Stessa destinazione, dodici mesi dopo, per Laurence Anyways e il desiderio di una donna, suo primo film a uscire in sala anche in Italia. Sono opere che consolidano il suo nome come uno dei più importanti talenti da tenere d’occhio del nuovo cinema. Suzanne Clément, una delle sue muse, vinse il premio come miglior attrice.
Il quarto film, Tom à la ferme, è il primo a esordire lontano dalla Croisette, al Lido di Venezia per la Mostra del Cinema 2013, dove ottenne una buona accoglienza, vincendo il premio Fipresci.
Ma è il successivo, Mommy, il film della consacrazione, con la presentazione per la prima volta in concorso a Cannes e il premio della giuria. Il ribelle è accolto nei saloni nobili, l’anno dopo parteciperà anche alla giuria. Il primo passo falso arriva con l’accoglienza contrastata, con qualche fischio, a Cannes, per È solo la fine del mondo, in cui per la prima volta si affida a grandi nomi come i francesi Vincent Cassel, Marion Cotillard, Gaspard Ulliel, Léa Seydoux e Nathalie Baye. Nonostante questo vince il secondo premio a Cannes, il Grand Prix. Sono momenti complicati per il giovane fenomeno ormai diventato adulto, che mal sopporta le critiche e dice di volersi prendere una pausa, per studiare e laurearsi. Momento chiave è stata l'estate del 2018, con voci che parlavano di problemi nel montaggio della sua prima opera in inglese, La mia vita con John F. Donovan, in cui è stata del tutto tagliata Jessica Chastain, originariamente una delle interpreti principali. Protagonisti sono Jacob Tremblay, Natalie Portman, Kit Harington, Thandie Newton e Susan Sarandon.
Presentato a Toronto con critiche feroci e pronte a fargli pagare il successo dei precedenti film, è rimasto congelato per mesi, mentre veniva presentato a Cannes il suo film successivo, Matthias & Maxime.

 

Il Film segna il debutto hollywoodiano del regista canadese Xavier Dolan.

FRASI CELEBRI:

 

Dal Trailer Italiano del Film:

Voce off: Avevo undici anni, a scuola mi prendevano in giro perché ero quello nuovo. Mi sentivo perso, io e mia madre quasi non ci parlavamo! Tutti abbiamo un idolo da bambini, il mio era John F. Donovan. Lui, al contrario, aveva ogni cosa: fama, amore...

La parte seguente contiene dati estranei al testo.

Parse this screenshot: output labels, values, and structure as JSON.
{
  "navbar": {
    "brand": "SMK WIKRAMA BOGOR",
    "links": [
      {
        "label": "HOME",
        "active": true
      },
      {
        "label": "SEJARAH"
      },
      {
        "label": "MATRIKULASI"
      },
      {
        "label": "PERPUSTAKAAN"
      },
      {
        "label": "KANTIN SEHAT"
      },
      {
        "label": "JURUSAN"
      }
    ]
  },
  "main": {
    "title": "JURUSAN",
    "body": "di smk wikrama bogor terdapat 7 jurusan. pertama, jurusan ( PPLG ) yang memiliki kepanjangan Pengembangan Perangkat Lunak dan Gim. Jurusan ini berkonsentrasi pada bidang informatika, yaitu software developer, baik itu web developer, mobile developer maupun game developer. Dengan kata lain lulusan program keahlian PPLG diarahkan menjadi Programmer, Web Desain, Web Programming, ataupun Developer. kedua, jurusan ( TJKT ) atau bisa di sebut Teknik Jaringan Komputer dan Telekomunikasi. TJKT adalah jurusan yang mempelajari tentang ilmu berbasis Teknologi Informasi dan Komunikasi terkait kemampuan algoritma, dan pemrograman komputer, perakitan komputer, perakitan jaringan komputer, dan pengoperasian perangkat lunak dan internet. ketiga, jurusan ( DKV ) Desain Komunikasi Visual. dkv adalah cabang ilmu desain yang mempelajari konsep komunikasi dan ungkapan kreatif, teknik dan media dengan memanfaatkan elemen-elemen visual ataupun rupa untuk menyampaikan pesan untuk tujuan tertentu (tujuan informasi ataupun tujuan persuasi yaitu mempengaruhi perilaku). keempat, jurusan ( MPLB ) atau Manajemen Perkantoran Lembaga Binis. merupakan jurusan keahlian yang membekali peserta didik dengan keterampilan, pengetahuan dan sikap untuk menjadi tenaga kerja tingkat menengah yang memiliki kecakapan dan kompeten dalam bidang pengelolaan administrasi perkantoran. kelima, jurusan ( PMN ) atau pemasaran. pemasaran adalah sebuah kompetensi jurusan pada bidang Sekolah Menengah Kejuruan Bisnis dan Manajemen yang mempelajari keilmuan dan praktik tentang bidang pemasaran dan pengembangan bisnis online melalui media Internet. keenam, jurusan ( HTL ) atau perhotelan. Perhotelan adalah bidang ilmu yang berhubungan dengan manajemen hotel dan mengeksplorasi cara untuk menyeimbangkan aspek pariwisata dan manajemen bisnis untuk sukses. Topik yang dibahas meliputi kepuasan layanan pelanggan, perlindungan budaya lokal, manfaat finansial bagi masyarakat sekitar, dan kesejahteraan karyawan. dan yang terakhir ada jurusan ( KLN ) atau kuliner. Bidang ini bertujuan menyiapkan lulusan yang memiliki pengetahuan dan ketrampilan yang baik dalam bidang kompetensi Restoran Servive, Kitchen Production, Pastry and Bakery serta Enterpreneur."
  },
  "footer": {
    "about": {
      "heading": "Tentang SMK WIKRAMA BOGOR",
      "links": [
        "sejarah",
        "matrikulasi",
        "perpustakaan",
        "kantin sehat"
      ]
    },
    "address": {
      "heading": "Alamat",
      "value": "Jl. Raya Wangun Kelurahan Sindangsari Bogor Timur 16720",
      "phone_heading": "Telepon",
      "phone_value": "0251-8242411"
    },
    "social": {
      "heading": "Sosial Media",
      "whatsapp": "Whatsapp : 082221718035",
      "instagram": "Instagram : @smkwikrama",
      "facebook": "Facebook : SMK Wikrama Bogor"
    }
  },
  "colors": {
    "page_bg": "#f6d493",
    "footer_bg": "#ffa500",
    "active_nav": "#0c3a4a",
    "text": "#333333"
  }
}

Rupert Turner (Jacob Tremblay): Ho scritto una lettera a John Donovan cinque anni fa, era assurdo pensare che mi rispondesse, ma lo ha fatto! Ora ho solo undici anni, ma poi sarò come lui e faremo dei film insieme!

John F. Donovan (Kit Harington) Sento di aver sbagliato veramente tutto e se il mio posto non fosse questo?! Se avessi rubato il posto di qualcun'altro?!
Narratore (Michael Gambon): La domanda è: come avresti potuto rubare un posto che è stato creato solo per te?

John F. Donovan : Mamma posso restare qui stanotte?
Grace Donovan (Susan Sarandon): Amore, puoi restare anche tutta la vita!

John F. Donovan: Caro Rupert, non mi viene in mente un amico più eccezionale, nessuno potrà capire questa amicizia...finché non gliela racconterai tu!